Merck Says Zepatier Yields High HCV Cure Rates in US Veterans Study

Veterans had undetectable HCV RNA 12 weeks after treatment with the DAA.

Merck & Co.’s hepatitis C drug combining elbasvir and grazoprevir (Zepatier) achieved high cure rates among patients treated in the US Department of Veterans Affairs health system, the pharmaceutical giant announced on April 21.

The Kenilworth, NJ-based company said 95.6% of the 2436 veterans with chronic hepatitis C virus (HCV) whose records were studied achieved sustained virologic response (SVR).
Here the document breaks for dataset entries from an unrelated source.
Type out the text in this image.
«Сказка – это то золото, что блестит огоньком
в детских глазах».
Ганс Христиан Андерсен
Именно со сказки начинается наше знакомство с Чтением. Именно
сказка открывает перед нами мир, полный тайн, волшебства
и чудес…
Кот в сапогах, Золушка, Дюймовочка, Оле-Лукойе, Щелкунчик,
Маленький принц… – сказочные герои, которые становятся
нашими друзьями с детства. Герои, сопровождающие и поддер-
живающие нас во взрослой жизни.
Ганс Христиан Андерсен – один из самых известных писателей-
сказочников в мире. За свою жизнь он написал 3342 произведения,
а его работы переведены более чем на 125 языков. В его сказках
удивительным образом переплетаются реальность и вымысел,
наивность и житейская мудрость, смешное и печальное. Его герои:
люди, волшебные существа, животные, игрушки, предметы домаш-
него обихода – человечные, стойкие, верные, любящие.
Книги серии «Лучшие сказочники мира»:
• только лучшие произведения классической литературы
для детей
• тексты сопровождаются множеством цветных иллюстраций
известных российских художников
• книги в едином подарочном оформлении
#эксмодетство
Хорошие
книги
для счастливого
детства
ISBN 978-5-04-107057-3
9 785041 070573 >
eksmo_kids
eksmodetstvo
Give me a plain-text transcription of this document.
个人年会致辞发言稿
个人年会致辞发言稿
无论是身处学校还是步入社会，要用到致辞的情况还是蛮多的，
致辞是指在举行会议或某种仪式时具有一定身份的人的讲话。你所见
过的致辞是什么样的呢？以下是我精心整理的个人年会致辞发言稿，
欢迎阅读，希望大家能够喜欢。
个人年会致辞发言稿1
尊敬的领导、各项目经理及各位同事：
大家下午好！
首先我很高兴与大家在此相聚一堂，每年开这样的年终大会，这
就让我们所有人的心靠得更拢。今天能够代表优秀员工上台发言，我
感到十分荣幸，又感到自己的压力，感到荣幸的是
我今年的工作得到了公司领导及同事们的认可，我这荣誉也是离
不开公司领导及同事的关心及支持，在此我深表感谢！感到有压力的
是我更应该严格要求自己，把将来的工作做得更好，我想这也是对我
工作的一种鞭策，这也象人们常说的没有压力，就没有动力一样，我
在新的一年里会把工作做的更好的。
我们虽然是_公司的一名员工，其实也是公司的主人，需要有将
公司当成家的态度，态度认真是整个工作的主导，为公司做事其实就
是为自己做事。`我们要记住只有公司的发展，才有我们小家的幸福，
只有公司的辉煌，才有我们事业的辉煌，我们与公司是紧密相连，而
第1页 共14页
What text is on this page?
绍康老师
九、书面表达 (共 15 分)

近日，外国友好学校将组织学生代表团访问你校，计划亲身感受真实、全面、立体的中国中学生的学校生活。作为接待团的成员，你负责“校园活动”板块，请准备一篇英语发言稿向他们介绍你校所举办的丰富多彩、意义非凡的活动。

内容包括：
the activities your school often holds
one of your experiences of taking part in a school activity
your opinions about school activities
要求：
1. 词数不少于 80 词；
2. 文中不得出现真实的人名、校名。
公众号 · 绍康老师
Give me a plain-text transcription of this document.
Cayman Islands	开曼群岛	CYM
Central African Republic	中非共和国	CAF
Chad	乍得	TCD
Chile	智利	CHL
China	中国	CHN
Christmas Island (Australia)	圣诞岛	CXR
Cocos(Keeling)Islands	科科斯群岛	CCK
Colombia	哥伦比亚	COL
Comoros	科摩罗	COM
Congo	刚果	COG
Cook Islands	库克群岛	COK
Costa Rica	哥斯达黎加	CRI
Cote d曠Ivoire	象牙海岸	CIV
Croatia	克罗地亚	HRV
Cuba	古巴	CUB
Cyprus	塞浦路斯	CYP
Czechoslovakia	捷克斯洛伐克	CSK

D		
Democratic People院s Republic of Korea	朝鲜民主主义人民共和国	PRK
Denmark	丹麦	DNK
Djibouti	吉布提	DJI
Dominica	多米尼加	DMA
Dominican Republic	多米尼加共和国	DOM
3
That result meant they had undetectable RNA at least 12 weeks after a once-a-day therapy with the direct-acting antiviral (DAA) medication.

“US veterans are 3 times more likely to have chronic hepatitis C compared to the general US population,’’ said Jennifer Kramer, an investigator at the Michael E. DeBakey VA Medical Center in Houston and an assistant professor of medicine at Baylor College of Medicine in a news release. “A high proportion suffer co-morbid conditions that can make treatment challenging. This study shows that chronic hepatitis C antiviral treatment can result in a high rate of sustained virologic response in US veterans.”

Military Times, which covers news relevant to service members, reported last year that an estimated 200,000 veterans have the liver-attacking HCV. Some 174,000 of them are enrolled in the VA health system. Globally, 350,000 to 500,000 patients die each year from HCV-related liver diseases, the World Health Organization estimates.

The patients in the study who had chronic HCV were identified from the VA Corporate Data Warehouse, a national repository of the department’s electronic medical records. The veterans had been treated with Zepatier from February 1 to August 1, 2016. They began the therapy at at least 18 years of age, had positive HCV RNA, and had undergone at least 1 inpatient or outpatient visit within a year before starting the medication.

“Analysis of data from real-world medical settings can provide useful insights to supplement knowledge gained from randomized clinical trials,” said Susan Shiff, senior vice president at Merck’s center for observational and real-world evidence. “These data from a real-world VA setting add to the body of evidence on Zepatier and help deepen scientific understanding of the treatment of this complex disease affecting diverse, sometimes difficult to treat, patient populations.”

The VA announced in March 2016 that it was able to fund care for all veterans with HCV during that fiscal year regardless of the stage of the disease. The move followed increased funding from Congress along with reduced drug prices, the VA said. The department allocated $696 million for new HCV drugs in fiscal 2015, or 17% of its total pharmacy budget. It planned to spend approximately $1 billion in the 2016 fiscal year.

Merck said limitations to the study include the possibility that the VA population is not generalizable to the entire US population because of differing demographic make-up and/or risk factors. In addition, the analysis used prescription records to identify treatment completion, which may not reflect patients’ adherence to their regimens. Further, database analyses are prone to errors in coding and missing data, the company said.